When Xi Jinping announced in a speech in 2015 that China will be a leading player in global innovation by 2030, he was laughed at around the world. The gap between China and the US and Europe seemed too great. But if we consider the short intervals between innovation cycles in China — four or five years — Xi’s claim seems more than realistic today.

Shared Prosperity and Inclusive Growth

Chinese technology and market innovation cycles have taken shape in a very specific politico-economic context. State regulatory measures against technology giants coincide not only with a new innovation cycle, but also with a new paradigm of macroeconomic governance. They hence have not only a functional, but also a thoroughly normative emphasis.

The decades since the opening of China have been characterized by enormous growth, which has brought the Chinese population an unparalleled increase in prosperity within just one generation. The economy has been able to move up the global value chain and companies have been able to grow rapidly into global players. But all this has come at the high price of massive social inequality, unequal life chances, and unfair treatment.

At the beginning of 2021, China’s government declared that absolute poverty had been successfully eliminated, then proclaimed “shared prosperity” to be its new political watchword. A clear shift away from a purely expansive, quantitative approach to growth in the early phase of reform to more qualitative and sustainable growth targets had already been evident since the early 2010s. However, the focus of economic policy nevertheless remained on growth-based poverty reduction, in which glaring social inequality was to be accepted for the time being. The slogan “shared prosperity” is anything but new and has been used with increasing frequency, especially in the last decade. It goes back to Deng Xiaoping’s famous statement in 1986 that “some people and some areas will get rich first”, which even then was communicated as necessary for subsequent “shared prosperity” and has not been forgotten since.

In the wake of China’s late-blooming modernization, the country’s private enterprises have been able to grow into giant corporations and billionaires have become incredibly wealthy — all within a relatively unregulated environment of accelerated market expansion and transforming social systems. With China’s per capita income and gross national product still lagging far behind the US and Europe, growth will remain important. But “shared prosperity” is now about ensuring more inclusive growth via a more equal distribution of social wealth, both material and cultural. The Chinese government promised in December 2020 to end the “disorderly expansion of capital”.

The main reasons for the great social inequality in China are the income gap between urban and rural workers and the wage gap between coastal and inland cities. Lower incomes have risen in recent decades, but higher incomes have risen much faster. The explosion of costs in education, healthcare, and housing has exacerbated social pressure on the lower and middle classes in recent years. According to the new watchword of “shared prosperity”, education, health, and housing are the “three mountains” that must be climbed in regulatory policy to make a better life possible for all Chinese households.

China’s regulatory measures against the tech industry must be viewed against this backdrop.
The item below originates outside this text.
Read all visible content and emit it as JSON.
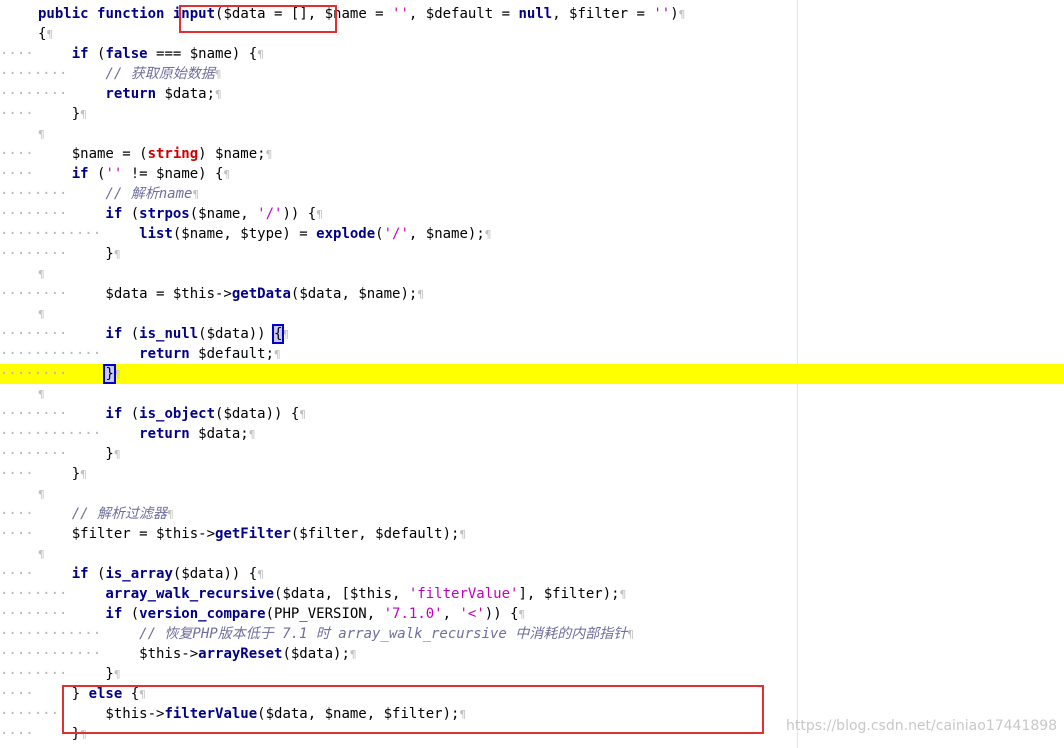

In fact, they are probably just the beginning. The Chinese government’s initiatives address specific social and economic problems. User data should be protected and algorithms should not work against the interests of consumers. Monopolies must be prevented and more competition made possible. Food delivery drivers should earn a minimum income and be insured. These problems are similar to those facing the West. For this reason alone, it is worth taking a look at China.


[1] The term FinTech (“financial technology”) is used to describe new technologies that optimize and automate the provision and use of financial services. Financial operations and processes are controlled by means of specialized software and algorithms used on computers, and increasingly also on smartphones.